From the big load-in at Clickimin to the minutiae of transport schedules for those musicians playing more than one show in a day, or timetabling umpteen to ensure everyone gets a chance to eat, this is one big and complicated organisational machine – and that's before you even get to Sunday's Foys.
Far from ideal, then, as all this kicked off good and proper on Thursday morning, that one committee member found herself stuck in a malfunctioning lift at Islesburgh – but thankfully rescue was fairly swift.
The online fanfare and excitement attending the festival’s start elicited some sharp pangs of nostalgia from past visiting artists. Following Da Committee’s announcement last night that we’d set sail, both ex-Poozie Sally Barker and The Wilders’ Betse Ellis fondly recalled their own maiden Aberdeen-Lerwick voyages, two decades apart in 1991 and 2011, both having evidently been following the festival ever since.
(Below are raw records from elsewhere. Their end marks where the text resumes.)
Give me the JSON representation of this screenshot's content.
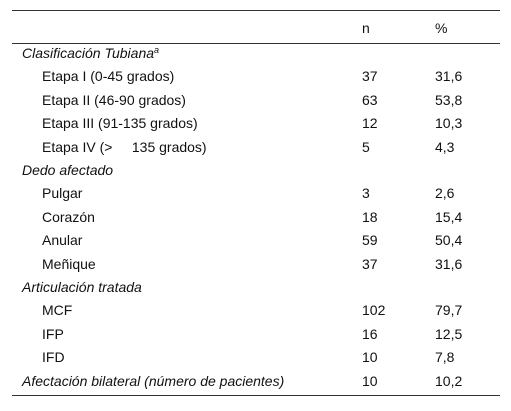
{
  "table": {
    "header": [
      "n",
      "%"
    ],
    "sections": [
      {
        "title": "Clasificación Tubiana",
        "note": "a",
        "rows": [
          [
            "Etapa I (0-45 grados)",
            "37",
            "31,6"
          ],
          [
            "Etapa II (46-90 grados)",
            "63",
            "53,8"
          ],
          [
            "Etapa III (91-135 grados)",
            "12",
            "10,3"
          ],
          [
            "Etapa IV (>     135 grados)",
            "5",
            "4,3"
          ]
        ]
      },
      {
        "title": "Dedo afectado",
        "rows": [
          [
            "Pulgar",
            "3",
            "2,6"
          ],
          [
            "Corazón",
            "18",
            "15,4"
          ],
          [
            "Anular",
            "59",
            "50,4"
          ],
          [
            "Meñique",
            "37",
            "31,6"
          ]
        ]
      },
      {
        "title": "Articulación tratada",
        "rows": [
          [
            "MCF",
            "102",
            "79,7"
          ],
          [
            "IFP",
            "16",
            "12,5"
          ],
          [
            "IFD",
            "10",
            "7,8"
          ]
        ]
      }
    ],
    "footer_row": [
      "Afectación bilateral (número de pacientes)",
      "10",
      "10,2"
    ]
  }
}
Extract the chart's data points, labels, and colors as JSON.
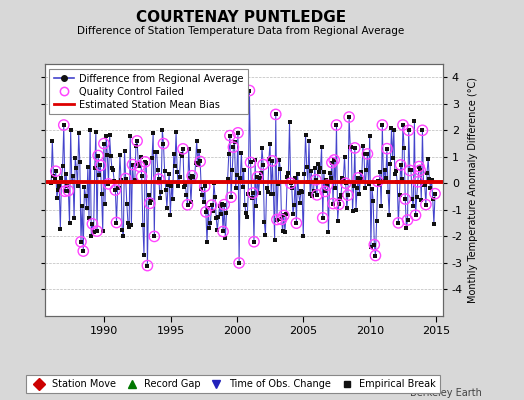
{
  "title": "COURTENAY PUNTLEDGE",
  "subtitle": "Difference of Station Temperature Data from Regional Average",
  "ylabel_right": "Monthly Temperature Anomaly Difference (°C)",
  "watermark": "Berkeley Earth",
  "xlim": [
    1985.5,
    2015.5
  ],
  "ylim": [
    -5,
    4.5
  ],
  "yticks": [
    -4,
    -3,
    -2,
    -1,
    0,
    1,
    2,
    3,
    4
  ],
  "xticks": [
    1990,
    1995,
    2000,
    2005,
    2010,
    2015
  ],
  "bias_value": 0.05,
  "background_color": "#d8d8d8",
  "plot_bg_color": "#ffffff",
  "line_color": "#4444cc",
  "dot_color": "#111111",
  "bias_color": "#dd0000",
  "qc_color": "#ff44ff",
  "seed_data": 7,
  "seed_qc": 22,
  "n_points": 336,
  "start_year": 1986.0,
  "end_year": 2015.0
}
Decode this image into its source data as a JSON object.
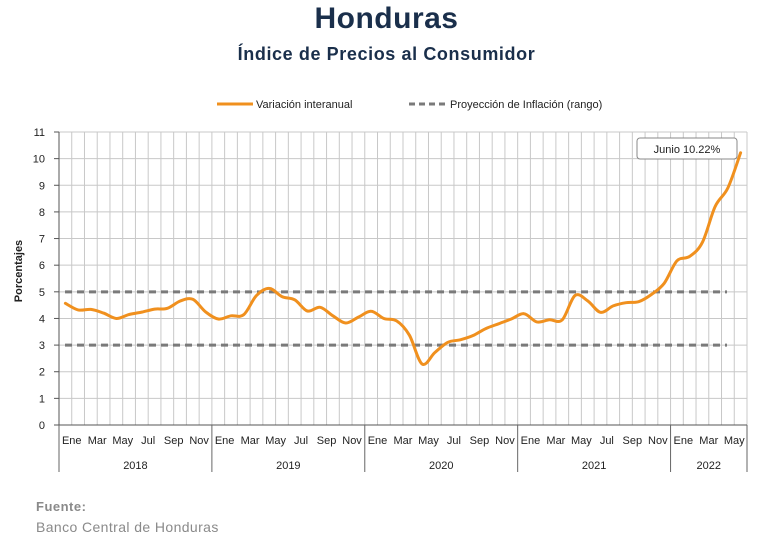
{
  "header": {
    "title": "Honduras",
    "subtitle": "Índice de Precios al Consumidor"
  },
  "source": {
    "label": "Fuente:",
    "text": "Banco Central de Honduras"
  },
  "colors": {
    "series": "#f0901e",
    "projection": "#7a7a7a",
    "grid": "#c8c8c8",
    "title": "#1a2f4b"
  },
  "chart_data": {
    "type": "line",
    "title": "Índice de Precios al Consumidor",
    "xlabel": "",
    "ylabel": "Porcentajes",
    "ylim": [
      0,
      11
    ],
    "yticks": [
      0,
      1,
      2,
      3,
      4,
      5,
      6,
      7,
      8,
      9,
      10,
      11
    ],
    "grid": true,
    "legend_position": "top",
    "month_tick_labels": [
      "Ene",
      "Mar",
      "May",
      "Jul",
      "Sep",
      "Nov"
    ],
    "years": [
      "2018",
      "2019",
      "2020",
      "2021",
      "2022"
    ],
    "x": [
      "Ene 2018",
      "Feb 2018",
      "Mar 2018",
      "Abr 2018",
      "May 2018",
      "Jun 2018",
      "Jul 2018",
      "Ago 2018",
      "Sep 2018",
      "Oct 2018",
      "Nov 2018",
      "Dic 2018",
      "Ene 2019",
      "Feb 2019",
      "Mar 2019",
      "Abr 2019",
      "May 2019",
      "Jun 2019",
      "Jul 2019",
      "Ago 2019",
      "Sep 2019",
      "Oct 2019",
      "Nov 2019",
      "Dic 2019",
      "Ene 2020",
      "Feb 2020",
      "Mar 2020",
      "Abr 2020",
      "May 2020",
      "Jun 2020",
      "Jul 2020",
      "Ago 2020",
      "Sep 2020",
      "Oct 2020",
      "Nov 2020",
      "Dic 2020",
      "Ene 2021",
      "Feb 2021",
      "Mar 2021",
      "Abr 2021",
      "May 2021",
      "Jun 2021",
      "Jul 2021",
      "Ago 2021",
      "Sep 2021",
      "Oct 2021",
      "Nov 2021",
      "Dic 2021",
      "Ene 2022",
      "Feb 2022",
      "Mar 2022",
      "Abr 2022",
      "May 2022",
      "Jun 2022"
    ],
    "series": [
      {
        "name": "Variación interanual",
        "values": [
          4.57,
          4.32,
          4.34,
          4.2,
          4.0,
          4.15,
          4.24,
          4.35,
          4.38,
          4.65,
          4.72,
          4.25,
          3.98,
          4.1,
          4.14,
          4.86,
          5.13,
          4.82,
          4.7,
          4.28,
          4.42,
          4.1,
          3.83,
          4.05,
          4.27,
          4.0,
          3.91,
          3.37,
          2.29,
          2.72,
          3.1,
          3.2,
          3.36,
          3.62,
          3.8,
          3.98,
          4.18,
          3.87,
          3.95,
          3.95,
          4.86,
          4.66,
          4.23,
          4.47,
          4.59,
          4.63,
          4.9,
          5.32,
          6.16,
          6.33,
          6.86,
          8.2,
          8.9,
          10.22
        ]
      },
      {
        "name": "Proyección de Inflación (rango)",
        "lower": 3,
        "upper": 5
      }
    ],
    "annotations": [
      {
        "text": "Junio 10.22%",
        "x": "Jun 2022",
        "y": 10.22
      }
    ]
  }
}
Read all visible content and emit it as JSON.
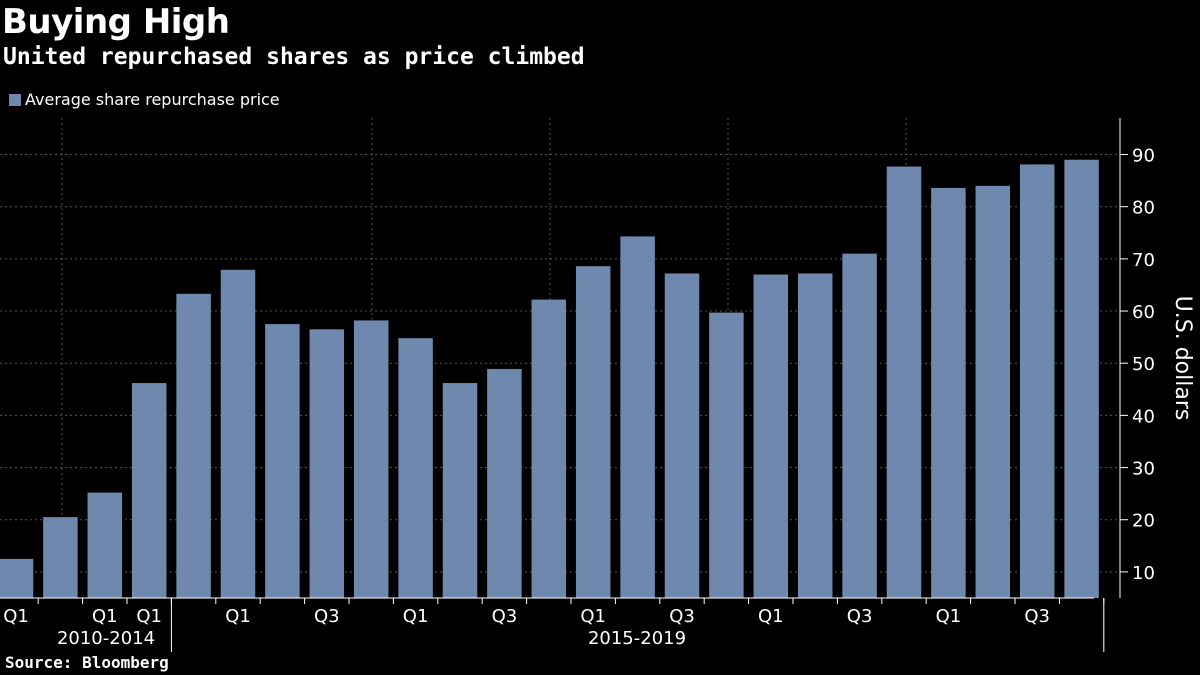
{
  "title": "Buying High",
  "subtitle": "United repurchased shares as price climbed",
  "source": "Source: Bloomberg",
  "colors": {
    "background": "#000000",
    "bar": "#6f88ad",
    "grid": "#555555",
    "text": "#ffffff"
  },
  "chart_data": {
    "type": "bar",
    "legend": "Average share repurchase price",
    "ylabel": "U.S. dollars",
    "ylim": [
      5,
      97
    ],
    "yticks": [
      10,
      20,
      30,
      40,
      50,
      60,
      70,
      80,
      90
    ],
    "values": [
      12.5,
      20.5,
      25.2,
      46.2,
      63.3,
      67.9,
      57.5,
      56.5,
      58.2,
      54.8,
      46.2,
      48.9,
      62.2,
      68.6,
      74.3,
      67.2,
      59.7,
      67.0,
      67.2,
      71.0,
      87.7,
      83.6,
      84.0,
      88.1,
      89.0
    ],
    "x_labels": [
      {
        "index": 0,
        "label": "Q1"
      },
      {
        "index": 2,
        "label": "Q1"
      },
      {
        "index": 3,
        "label": "Q1"
      },
      {
        "index": 5,
        "label": "Q1"
      },
      {
        "index": 7,
        "label": "Q3"
      },
      {
        "index": 9,
        "label": "Q1"
      },
      {
        "index": 11,
        "label": "Q3"
      },
      {
        "index": 13,
        "label": "Q1"
      },
      {
        "index": 15,
        "label": "Q3"
      },
      {
        "index": 17,
        "label": "Q1"
      },
      {
        "index": 19,
        "label": "Q3"
      },
      {
        "index": 21,
        "label": "Q1"
      },
      {
        "index": 23,
        "label": "Q3"
      }
    ],
    "groups": [
      {
        "label": "2010-2014",
        "start": 0,
        "end": 3
      },
      {
        "label": "2015-2019",
        "start": 4,
        "end": 24
      }
    ]
  }
}
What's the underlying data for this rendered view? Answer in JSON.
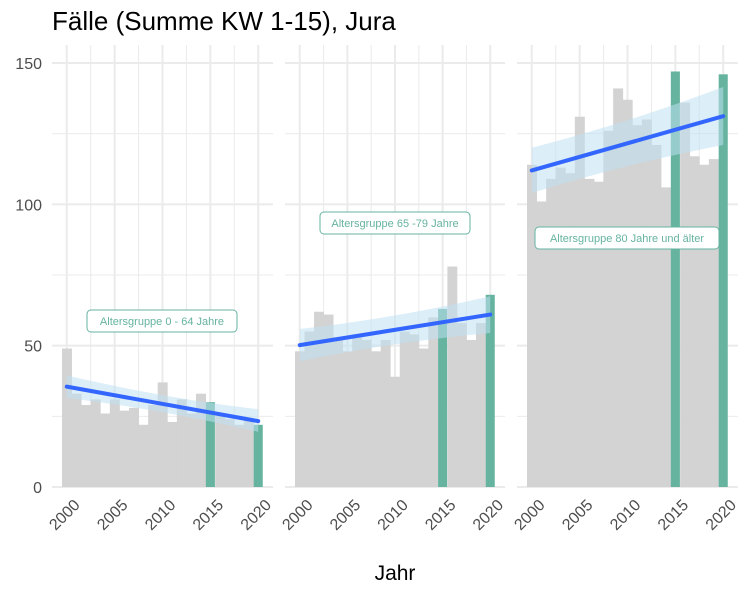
{
  "colors": {
    "background_bar": "#d3d3d3",
    "highlight_bar": "#66b3a0",
    "trend_line": "#3366ff",
    "confidence_band": "#bfe0f0",
    "grid": "#ebebeb",
    "label_text": "#66b3a0"
  },
  "chart_data": {
    "type": "bar",
    "title": "Fälle (Summe KW 1-15), Jura",
    "xlabel": "Jahr",
    "ylabel": "",
    "ylim": [
      0,
      150
    ],
    "y_ticks": [
      0,
      50,
      100,
      150
    ],
    "x_ticks": [
      2000,
      2005,
      2010,
      2015,
      2020
    ],
    "grid": true,
    "highlight_years": [
      2015,
      2020
    ],
    "panels": [
      {
        "label": "Altersgruppe 0 - 64 Jahre",
        "x": [
          2000,
          2001,
          2002,
          2003,
          2004,
          2005,
          2006,
          2007,
          2008,
          2009,
          2010,
          2011,
          2012,
          2013,
          2014,
          2015,
          2016,
          2017,
          2018,
          2019,
          2020
        ],
        "values": [
          49,
          33,
          29,
          31,
          26,
          31,
          27,
          28,
          22,
          29,
          37,
          23,
          31,
          26,
          33,
          30,
          26,
          24,
          22,
          24,
          22
        ],
        "trend": {
          "start": 35.5,
          "end": 23.3,
          "band_start": [
            31.5,
            39.5
          ],
          "band_end": [
            19.5,
            27.5
          ]
        }
      },
      {
        "label": "Altersgruppe 65 -79 Jahre",
        "x": [
          2000,
          2001,
          2002,
          2003,
          2004,
          2005,
          2006,
          2007,
          2008,
          2009,
          2010,
          2011,
          2012,
          2013,
          2014,
          2015,
          2016,
          2017,
          2018,
          2019,
          2020
        ],
        "values": [
          48,
          55,
          62,
          61,
          53,
          48,
          54,
          52,
          48,
          52,
          39,
          55,
          54,
          49,
          60,
          63,
          78,
          58,
          52,
          58,
          68
        ],
        "trend": {
          "start": 50.2,
          "end": 61.0,
          "band_start": [
            44.5,
            55.9
          ],
          "band_end": [
            54.5,
            67.5
          ]
        }
      },
      {
        "label": "Altersgruppe 80 Jahre und älter",
        "x": [
          2000,
          2001,
          2002,
          2003,
          2004,
          2005,
          2006,
          2007,
          2008,
          2009,
          2010,
          2011,
          2012,
          2013,
          2014,
          2015,
          2016,
          2017,
          2018,
          2019,
          2020
        ],
        "values": [
          114,
          101,
          109,
          113,
          111,
          131,
          109,
          108,
          126,
          141,
          137,
          128,
          130,
          121,
          106,
          147,
          136,
          117,
          114,
          116,
          146
        ],
        "trend": {
          "start": 112.0,
          "end": 131.2,
          "band_start": [
            104.0,
            120.0
          ],
          "band_end": [
            121.0,
            141.5
          ]
        }
      }
    ]
  }
}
Having arrived a day early to broadcast last night’s weekly Travelling Folk show from 60º north, presenter Bruce MacGregor (who from tomorrow dons his Blazin’ Fiddles hat, as the band make their SFF debut) reminisced in turn about his own first visit 23 years ago, as a young whippersnapper with Eat the Donkey. This somewhat ingloriously-named combo also featured fresher-faced versions of ex-Blazers guitarist Marc Clement and Shetland’s own Kevin Henderson – the last of whom seemingly still has photos somewhere. . . Bruce’s post then prompted Loudon Temple, of leading Americana agents Brookfield Knights, to reply, “wish I was there too - we get hearts aglow every time we think of the place and the warmth of the welcome!”
Bruce’s heart was also aglow at the thought of reuniting with fellow Invernesians Peter and Caroline McKenzie, now of Scalloway Hotel fame, and his prospective folk festival hosts. (Well, we’re sure #PrayforBruce can broadly be interpreted as ‘aglow’.)